Existem algumas comorbidades frequentemente associadas à DTUI e que devem ser abordadas anteriormente ou concomitantemente ao tratamento fisioterapêutico, tais como constipação intestinal, transtornos psiquiátricos como Transtorno do Déficit de Atenção e Hiperatividade e apneia do sono. A constipação intestinal está presente em 50% dos casos. A retenção de fezes pode atrapalhar o funcionamento da bexiga além de predispor a ocorrência de infecção urinária.

Em todos as condições de DTUI o tratamento de primeira linha é a Uroterapia. Esta consiste em todo tratamento não cirúrgico e não farmacológico e se divide em Uroterapia padrão e Uroterapia com intervenções específicas. A Uroterapia padrão pode (e deve) ser feita por todo profissional da saúde envolvido no tratamento da criança e consiste na análise dos hábitos miccionais, intestinais e de ingesta hídrica da criança, orientações sobre hábitos adequados, explicação sobre o funcionamento do trato urinário, orientação quanto a postura miccional e evacuatória, apoio e incentivo à criança e seus cuidadores. Quando a Uroterapia padrão isolada não apresenta resultado satisfatório pode-se agregar algumas das intervenções específicas, tais como treinamento da musculatura do assoalho pélvico, Biofeedback, neuromodulação, urofluxometria com eletromiografia, alarme noturno para enurese, cateterismo intermitente limpo e psicoterapia. Com exceção das duas últimas, todas as demais são técnicas utilizadas pela fisioterapia. Elas podem e devem ser integradas à Uroterapia padrão de acordo com a necessidade de cada criança.

Na hiperatividade detrusora por exemplo, o objetivo será inibir as contrações involuntárias da bexiga e controlar a urgência miccional. Uma opção de tratamento seria a Uroterapia padrão e a neuromodulação. Esta técnica consiste na aplicação de correntes elétricas por meio de eletrodos de superfície, as quais estimulam vias aferentes na região sacral e ativam áreas corticais envolvidas no controle da bexiga. É um procedimento indolor e bem tolerado pelas crianças.

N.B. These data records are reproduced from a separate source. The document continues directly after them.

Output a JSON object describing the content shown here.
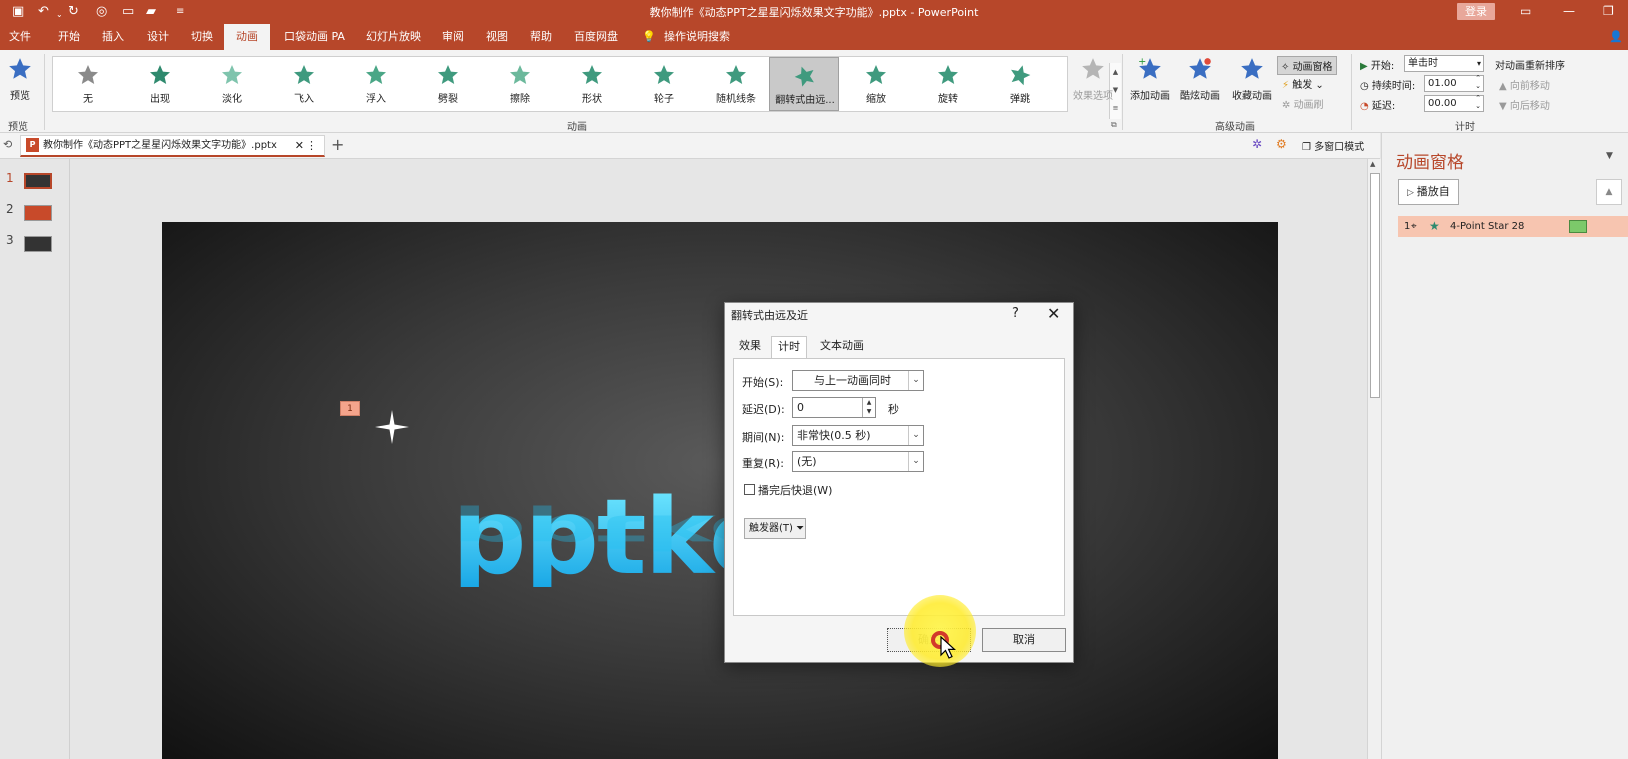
{
  "titlebar": {
    "title": "教你制作《动态PPT之星星闪烁效果文字功能》.pptx  -  PowerPoint",
    "login": "登录"
  },
  "tabs": [
    "文件",
    "开始",
    "插入",
    "设计",
    "切换",
    "动画",
    "口袋动画 PA",
    "幻灯片放映",
    "审阅",
    "视图",
    "帮助",
    "百度网盘",
    "操作说明搜索"
  ],
  "active_tab": "动画",
  "ribbon": {
    "preview": "预览",
    "preview_group": "预览",
    "animation_group": "动画",
    "gallery": [
      "无",
      "出现",
      "淡化",
      "飞入",
      "浮入",
      "劈裂",
      "擦除",
      "形状",
      "轮子",
      "随机线条",
      "翻转式由远...",
      "缩放",
      "旋转",
      "弹跳"
    ],
    "gallery_selected": "翻转式由远...",
    "effect_options": "效果选项",
    "advanced_group": "高级动画",
    "add_animation": "添加动画",
    "cool_animation": "酷炫动画",
    "fav_animation": "收藏动画",
    "anim_pane_btn": "动画窗格",
    "trigger": "触发",
    "anim_painter": "动画刷",
    "timing_group": "计时",
    "start_label": "开始:",
    "start_value": "单击时",
    "duration_label": "持续时间:",
    "duration_value": "01.00",
    "delay_label": "延迟:",
    "delay_value": "00.00",
    "reorder": "对动画重新排序",
    "move_earlier": "向前移动",
    "move_later": "向后移动"
  },
  "docstrip": {
    "doc_tab": "教你制作《动态PPT之星星闪烁效果文字功能》.pptx",
    "multiwindow": "多窗口模式"
  },
  "thumbs": [
    "1",
    "2",
    "3"
  ],
  "slide": {
    "text": "pptke",
    "anim_tag": "1"
  },
  "dialog": {
    "title": "翻转式由远及近",
    "help": "?",
    "close": "✕",
    "tabs": [
      "效果",
      "计时",
      "文本动画"
    ],
    "active_tab": "计时",
    "start_label": "开始(S):",
    "start_value": "与上一动画同时",
    "delay_label": "延迟(D):",
    "delay_value": "0",
    "delay_unit": "秒",
    "period_label": "期间(N):",
    "period_value": "非常快(0.5 秒)",
    "repeat_label": "重复(R):",
    "repeat_value": "(无)",
    "rewind_label": "播完后快退(W)",
    "trigger": "触发器(T)",
    "ok": "确定",
    "cancel": "取消"
  },
  "pane": {
    "title": "动画窗格",
    "play_from": "播放自",
    "item_index": "1",
    "item_name": "4-Point Star 28"
  },
  "colors": {
    "accent": "#b7472a",
    "star_green": "#3f9a7e",
    "selected_item": "#f7c5b0",
    "timeline_bar": "#7cc96a"
  }
}
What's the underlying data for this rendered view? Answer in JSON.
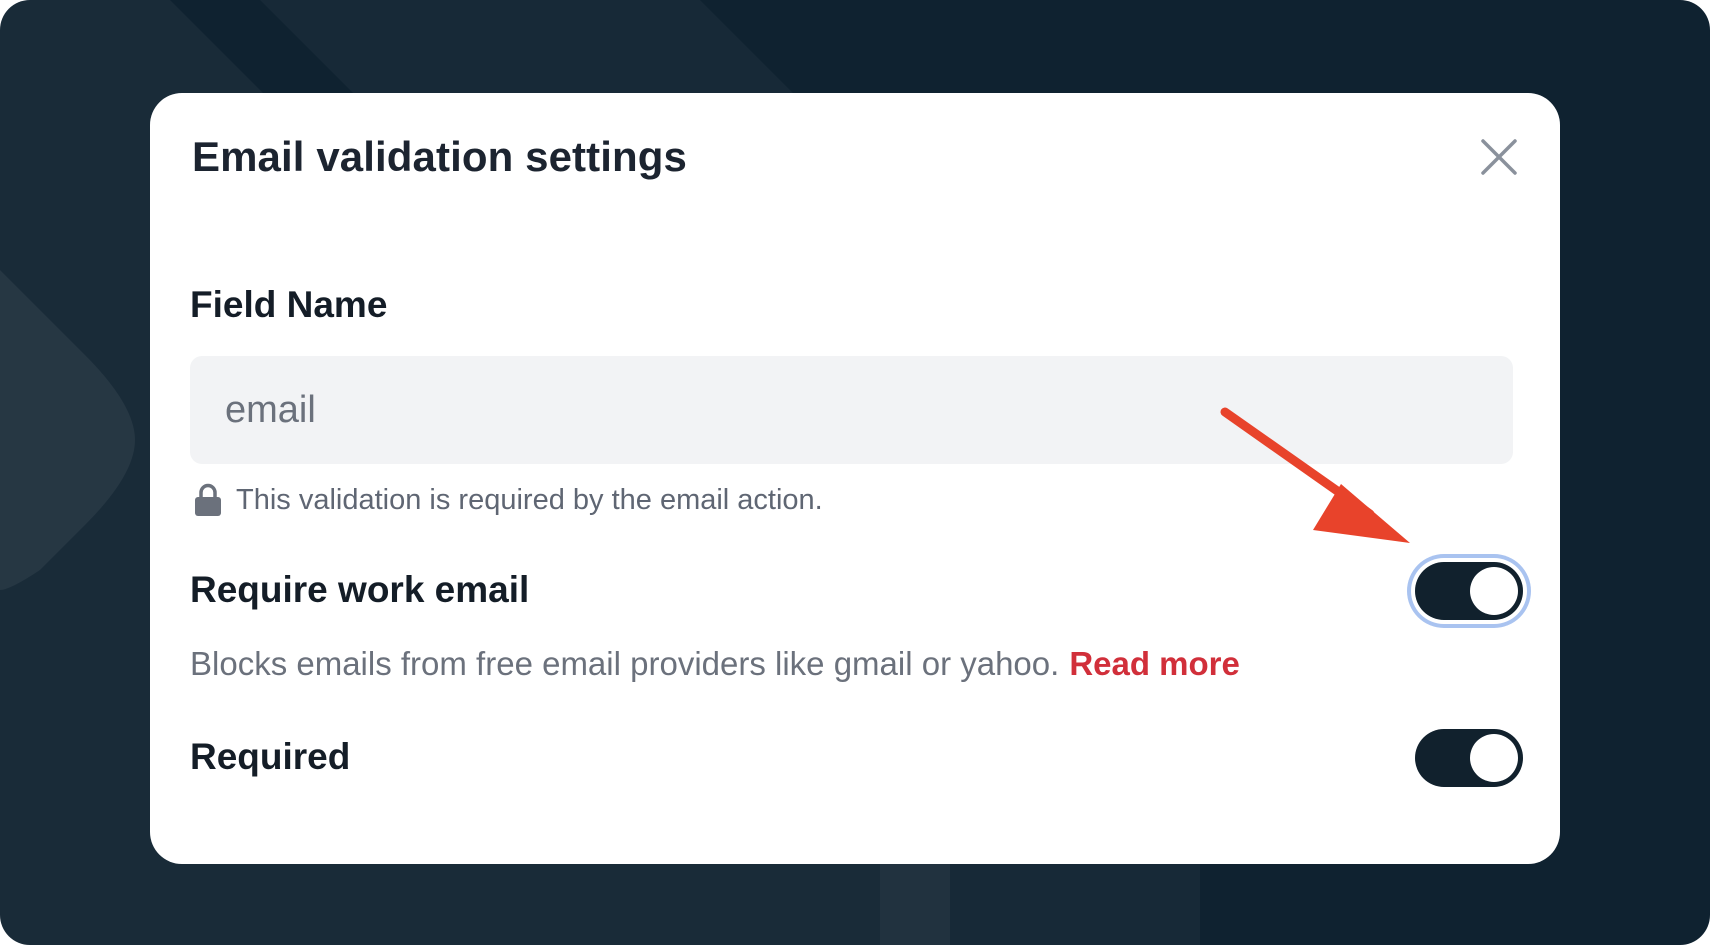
{
  "modal": {
    "title": "Email validation settings",
    "close_icon": "close-icon"
  },
  "field": {
    "label": "Field Name",
    "value": "email",
    "lock_icon": "lock-icon",
    "note": "This validation is required by the email action."
  },
  "settings": {
    "work_email": {
      "label": "Require work email",
      "description": "Blocks emails from free email providers like gmail or yahoo.",
      "read_more": "Read more",
      "enabled": true,
      "focused": true
    },
    "required": {
      "label": "Required",
      "enabled": true
    }
  },
  "colors": {
    "background": "#0f2230",
    "toggle_on": "#11212d",
    "link": "#d12f3a",
    "annotation_arrow": "#e8432b",
    "focus_ring": "#a9c3f0"
  }
}
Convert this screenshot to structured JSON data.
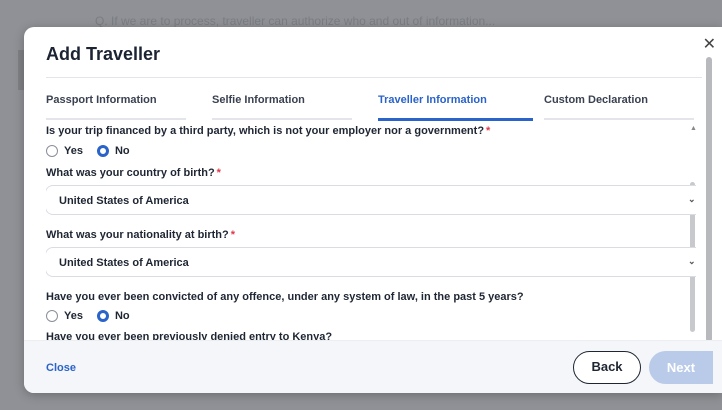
{
  "background": {
    "text": "Q. If we are to process, traveller can authorize who and out of information...",
    "dim_color": "#8f9196"
  },
  "modal": {
    "title": "Add Traveller",
    "close_glyph": "✕"
  },
  "tabs": [
    {
      "label": "Passport Information",
      "active": false
    },
    {
      "label": "Selfie Information",
      "active": false
    },
    {
      "label": "Traveller Information",
      "active": true
    },
    {
      "label": "Custom Declaration",
      "active": false
    }
  ],
  "form": {
    "q1": {
      "label": "Is your trip financed by a third party, which is not your employer nor a government?",
      "required_mark": "*",
      "options": [
        "Yes",
        "No"
      ],
      "selected": "No"
    },
    "q2": {
      "label": "What was your country of birth?",
      "required_mark": "*",
      "value": "United States of America"
    },
    "q3": {
      "label": "What was your nationality at birth?",
      "required_mark": "*",
      "value": "United States of America"
    },
    "q4": {
      "label": "Have you ever been convicted of any offence, under any system of law, in the past 5 years?",
      "options": [
        "Yes",
        "No"
      ],
      "selected": "No"
    },
    "q5": {
      "label": "Have you ever been previously denied entry to Kenya?"
    }
  },
  "footer": {
    "close_label": "Close",
    "back_label": "Back",
    "next_label": "Next"
  },
  "colors": {
    "accent": "#2a63c9",
    "required": "#e0374a",
    "next_disabled": "#b9cbe9"
  },
  "icons": {
    "chevron": "⌄",
    "scroll_up": "▲"
  }
}
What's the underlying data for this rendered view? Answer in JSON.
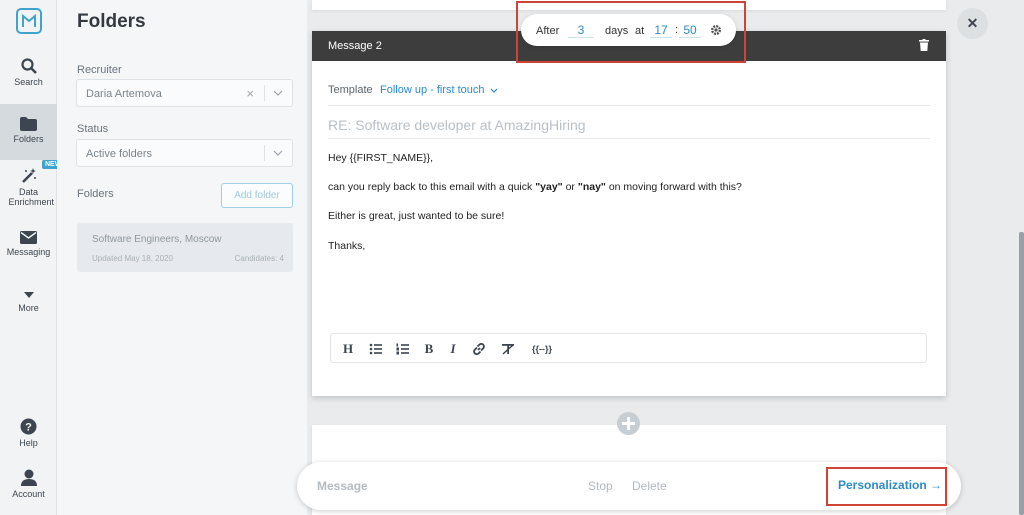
{
  "nav": {
    "items": [
      {
        "label": "Search",
        "icon": "search-icon"
      },
      {
        "label": "Folders",
        "icon": "folder-icon",
        "active": true
      },
      {
        "label": "Data Enrichment",
        "icon": "magic-wand-icon",
        "badge": "NEW"
      },
      {
        "label": "Messaging",
        "icon": "envelope-icon"
      },
      {
        "label": "More",
        "icon": "caret-down-icon"
      },
      {
        "label": "Help",
        "icon": "help-icon"
      },
      {
        "label": "Account",
        "icon": "user-icon"
      }
    ]
  },
  "panel": {
    "title": "Folders",
    "recruiter_label": "Recruiter",
    "recruiter_value": "Daria Artemova",
    "status_label": "Status",
    "status_value": "Active folders",
    "folders_label": "Folders",
    "add_folder_label": "Add folder",
    "folder": {
      "name": "Software Engineers, Moscow",
      "updated": "Updated May 18, 2020",
      "candidates": "Candidates: 4"
    }
  },
  "schedule": {
    "after_label": "After",
    "days_value": "3",
    "days_label": "days",
    "at_label": "at",
    "hour": "17",
    "colon": ":",
    "minute": "50"
  },
  "message": {
    "title": "Message 2",
    "template_label": "Template",
    "template_value": "Follow up - first touch",
    "subject": "RE: Software developer at AmazingHiring",
    "body": {
      "greeting": "Hey {{FIRST_NAME}},",
      "line2_pre": "can you reply back to this email with a quick ",
      "yay": "\"yay\"",
      "or": " or ",
      "nay": "\"nay\"",
      "line2_post": " on moving forward with this?",
      "line3": "Either is great, just wanted to be sure!",
      "line4": "Thanks,"
    },
    "toolbar": {
      "heading": "H",
      "bold": "B",
      "italic": "I",
      "variables": "{{--}}"
    }
  },
  "actions": {
    "message_label": "Message",
    "stop_label": "Stop",
    "delete_label": "Delete",
    "personalization_label": "Personalization",
    "arrow": "→"
  },
  "close_glyph": "✕",
  "colors": {
    "accent": "#2d8cc0",
    "header": "#3d3d3d",
    "highlight": "#d04437",
    "badge": "#3ea4cf"
  }
}
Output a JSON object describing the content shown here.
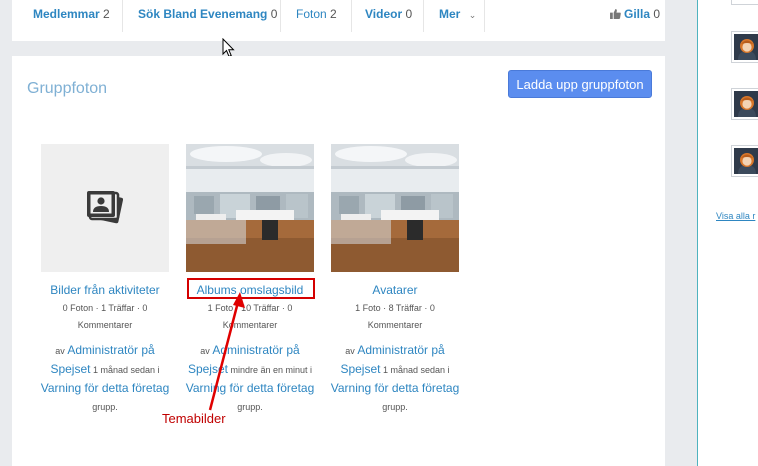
{
  "nav": {
    "items": [
      {
        "label": "Medlemmar",
        "count": "2"
      },
      {
        "label": "Sök Bland Evenemang",
        "count": "0"
      },
      {
        "label": "Foton",
        "count": "2"
      },
      {
        "label": "Videor",
        "count": "0"
      },
      {
        "label": "Mer",
        "count": ""
      }
    ],
    "like_label": "Gilla",
    "like_count": "0"
  },
  "section": {
    "title": "Gruppfoton",
    "upload_button": "Ladda upp gruppfoton"
  },
  "albums": [
    {
      "title": "Bilder från aktiviteter",
      "meta1": "0 Foton · 1 Träffar · 0",
      "meta2": "Kommentarer",
      "by_prefix": "av",
      "author": "Administratör på",
      "group_name": "Spejset",
      "time": "1 månad sedan i",
      "group_link": "Varning för detta företag",
      "suffix": "grupp."
    },
    {
      "title": "Albums omslagsbild",
      "meta1": "1 Foto · 10 Träffar · 0",
      "meta2": "Kommentarer",
      "by_prefix": "av",
      "author": "Administratör på",
      "group_name": "Spejset",
      "time": "mindre än en minut i",
      "group_link": "Varning för detta företag",
      "suffix": "grupp."
    },
    {
      "title": "Avatarer",
      "meta1": "1 Foto · 8 Träffar · 0",
      "meta2": "Kommentarer",
      "by_prefix": "av",
      "author": "Administratör på",
      "group_name": "Spejset",
      "time": "1 månad sedan i",
      "group_link": "Varning för detta företag",
      "suffix": "grupp."
    }
  ],
  "annotation": {
    "label": "Temabilder",
    "color": "#d40000"
  },
  "sidebar": {
    "see_all": "Visa alla r"
  },
  "colors": {
    "link": "#2e86c1",
    "button": "#5b8def",
    "page_bg": "#e9ebee"
  }
}
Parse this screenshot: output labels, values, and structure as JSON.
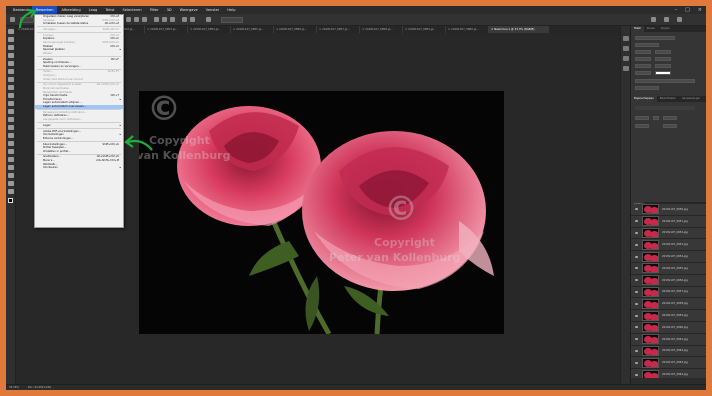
{
  "menubar": {
    "items": [
      "Bestand",
      "Bewerken",
      "Afbeelding",
      "Laag",
      "Tekst",
      "Selecteren",
      "Filter",
      "3D",
      "Weergave",
      "Venster",
      "Help"
    ],
    "active_index": 1
  },
  "tabs": [
    {
      "label": "× 20181107_0850.jp...",
      "active": false
    },
    {
      "label": "× 20181107_0851.jp...",
      "active": false
    },
    {
      "label": "× 20181107_0852.jp...",
      "active": false
    },
    {
      "label": "× 20181107_0853.jp...",
      "active": false
    },
    {
      "label": "× 20181107_0854.jp...",
      "active": false
    },
    {
      "label": "× 20181107_0855.jp...",
      "active": false
    },
    {
      "label": "× 20181107_0856.jp...",
      "active": false
    },
    {
      "label": "× 20181107_0857.jp...",
      "active": false
    },
    {
      "label": "× 20181107_0858.jp...",
      "active": false
    },
    {
      "label": "× 20181107_0859.jp...",
      "active": false
    },
    {
      "label": "× 20181107_0860.jp...",
      "active": false
    },
    {
      "label": "× Naamloos-1 @ 33,3% (RGB/8)",
      "active": true
    }
  ],
  "dropdown": {
    "items": [
      {
        "label": "Ongedaan maken Laag verwijderen",
        "shortcut": "Ctrl+Z",
        "disabled": false
      },
      {
        "label": "Opnieuw",
        "shortcut": "Shift+Ctrl+Z",
        "disabled": true
      },
      {
        "label": "Schakelen tussen de laatste status",
        "shortcut": "Alt+Ctrl+Z",
        "disabled": false
      },
      {
        "sep": true
      },
      {
        "label": "Vervagen...",
        "shortcut": "Shift+Ctrl+F",
        "disabled": true
      },
      {
        "sep": true
      },
      {
        "label": "Knippen",
        "shortcut": "Ctrl+X",
        "disabled": true
      },
      {
        "label": "Kopiëren",
        "shortcut": "Ctrl+C",
        "disabled": false
      },
      {
        "label": "Samengevoegd kopiëren",
        "shortcut": "Shift+Ctrl+C",
        "disabled": true
      },
      {
        "label": "Plakken",
        "shortcut": "Ctrl+V",
        "disabled": false
      },
      {
        "label": "Speciaal plakken",
        "shortcut": "",
        "disabled": false,
        "arrow": true
      },
      {
        "label": "Wissen",
        "shortcut": "",
        "disabled": true
      },
      {
        "sep": true
      },
      {
        "label": "Zoeken",
        "shortcut": "Ctrl+F",
        "disabled": false
      },
      {
        "label": "Spelling controleren...",
        "shortcut": "",
        "disabled": false
      },
      {
        "label": "Tekst zoeken en vervangen...",
        "shortcut": "",
        "disabled": false
      },
      {
        "sep": true
      },
      {
        "label": "Vullen...",
        "shortcut": "Shift+F5",
        "disabled": true
      },
      {
        "label": "Omlijnen...",
        "shortcut": "",
        "disabled": true
      },
      {
        "label": "Vullen met behoud van inhoud",
        "shortcut": "",
        "disabled": true
      },
      {
        "sep": true
      },
      {
        "label": "Op inhoud afgestemd schalen",
        "shortcut": "Alt+Shift+Ctrl+C",
        "disabled": true
      },
      {
        "label": "Marionet verdraaien",
        "shortcut": "",
        "disabled": true
      },
      {
        "label": "Perspectief verdraaien",
        "shortcut": "",
        "disabled": true
      },
      {
        "label": "Vrije transformatie",
        "shortcut": "Ctrl+T",
        "disabled": false
      },
      {
        "label": "Transformeren",
        "shortcut": "",
        "disabled": false,
        "arrow": true
      },
      {
        "label": "Lagen automatisch uitlijnen...",
        "shortcut": "",
        "disabled": false
      },
      {
        "label": "Lagen automatisch overvloeien...",
        "shortcut": "",
        "disabled": false,
        "highlight": true
      },
      {
        "sep": true
      },
      {
        "label": "Penseelvoorinstelling definiëren...",
        "shortcut": "",
        "disabled": true
      },
      {
        "label": "Patroon definiëren...",
        "shortcut": "",
        "disabled": false
      },
      {
        "label": "Aangepaste vorm definiëren...",
        "shortcut": "",
        "disabled": true
      },
      {
        "sep": true
      },
      {
        "label": "Legen",
        "shortcut": "",
        "disabled": false,
        "arrow": true
      },
      {
        "sep": true
      },
      {
        "label": "Adobe PDF-voorinstellingen...",
        "shortcut": "",
        "disabled": false
      },
      {
        "label": "Voorinstellingen",
        "shortcut": "",
        "disabled": false,
        "arrow": true
      },
      {
        "label": "Externe verbindingen...",
        "shortcut": "",
        "disabled": false
      },
      {
        "sep": true
      },
      {
        "label": "Kleurinstellingen...",
        "shortcut": "Shift+Ctrl+K",
        "disabled": false
      },
      {
        "label": "Profiel toewijzen...",
        "shortcut": "",
        "disabled": false
      },
      {
        "label": "Omzetten in profiel...",
        "shortcut": "",
        "disabled": false
      },
      {
        "sep": true
      },
      {
        "label": "Sneltoetsen...",
        "shortcut": "Alt+Shift+Ctrl+K",
        "disabled": false
      },
      {
        "label": "Menu's...",
        "shortcut": "Alt+Shift+Ctrl+M",
        "disabled": false
      },
      {
        "label": "Werkbalk...",
        "shortcut": "",
        "disabled": false
      },
      {
        "label": "Voorkeuren",
        "shortcut": "",
        "disabled": false,
        "arrow": true
      }
    ]
  },
  "watermark": {
    "symbol": "©",
    "line1": "Copyright",
    "line2": "Peter van Kollenburg"
  },
  "panels": {
    "top_tabs": [
      "Tekst",
      "Alinea",
      "Glyphs"
    ],
    "mid_tabs": [
      "Eigenschappen",
      "Bibliotheken",
      "Aanpassingen"
    ],
    "layers_tab": "Lagen",
    "layers_mode": "Normaal",
    "layers_kind": "Soort",
    "layer_names": [
      "20181107_0850.jpg",
      "20181107_0851.jpg",
      "20181107_0852.jpg",
      "20181107_0853.jpg",
      "20181107_0854.jpg",
      "20181107_0855.jpg",
      "20181107_0856.jpg",
      "20181107_0857.jpg",
      "20181107_0858.jpg",
      "20181107_0859.jpg",
      "20181107_0860.jpg",
      "20181107_0861.jpg",
      "20181107_0862.jpg",
      "20181107_0863.jpg",
      "20181107_0864.jpg"
    ]
  },
  "status": {
    "zoom": "33,33%",
    "doc": "Doc: 93,2M/1,03G"
  },
  "colors": {
    "outer": "#e07a3c",
    "highlight": "#9fc6f5",
    "rose": "#c8284a",
    "arrow": "#1fae3c"
  }
}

 Na micção disfuncional, o objetivo será resgatar a coordenação ao urinar. Além da Uroterapia padrão, o uso do equipamento de Biofeedback ou da urofluxometria com eletromiografia ajudaria no treino do assoalho pélvico visando resgatar o padrão miccional adequado, ou seja, treinar o relaxamento desses músculos durante a micção. O Biofeedback é o tratamento de primeira linha para as micções disfuncionais. Ele auxilia a criança a entender, através de estímulos visuais e auditivos, como relaxar os músculos perineais ao urinar, e como contrai-los quando precisar. Assim, a criança aprenderá urinar de forma correta e eficaz. Hoje existem software animados e temáticos, voltados para o público infantil, que ajudam bastante na motivação e na adesão ao tratamento.

Além das técnicas citadas acima, definidas pela International Children´s Continence Society (ICCS), existem diversas possibilidades e técnicas que podem ser agregadas ao tratamento de crianças e adolescentes com DTUI. Entretanto, é indispensável o conhecimento aprofundado da condição e das necessidades de cada paciente. Envolver a criança, mantê-la motivada e ter objetividade são características que devem estar presentes nos atendimentos.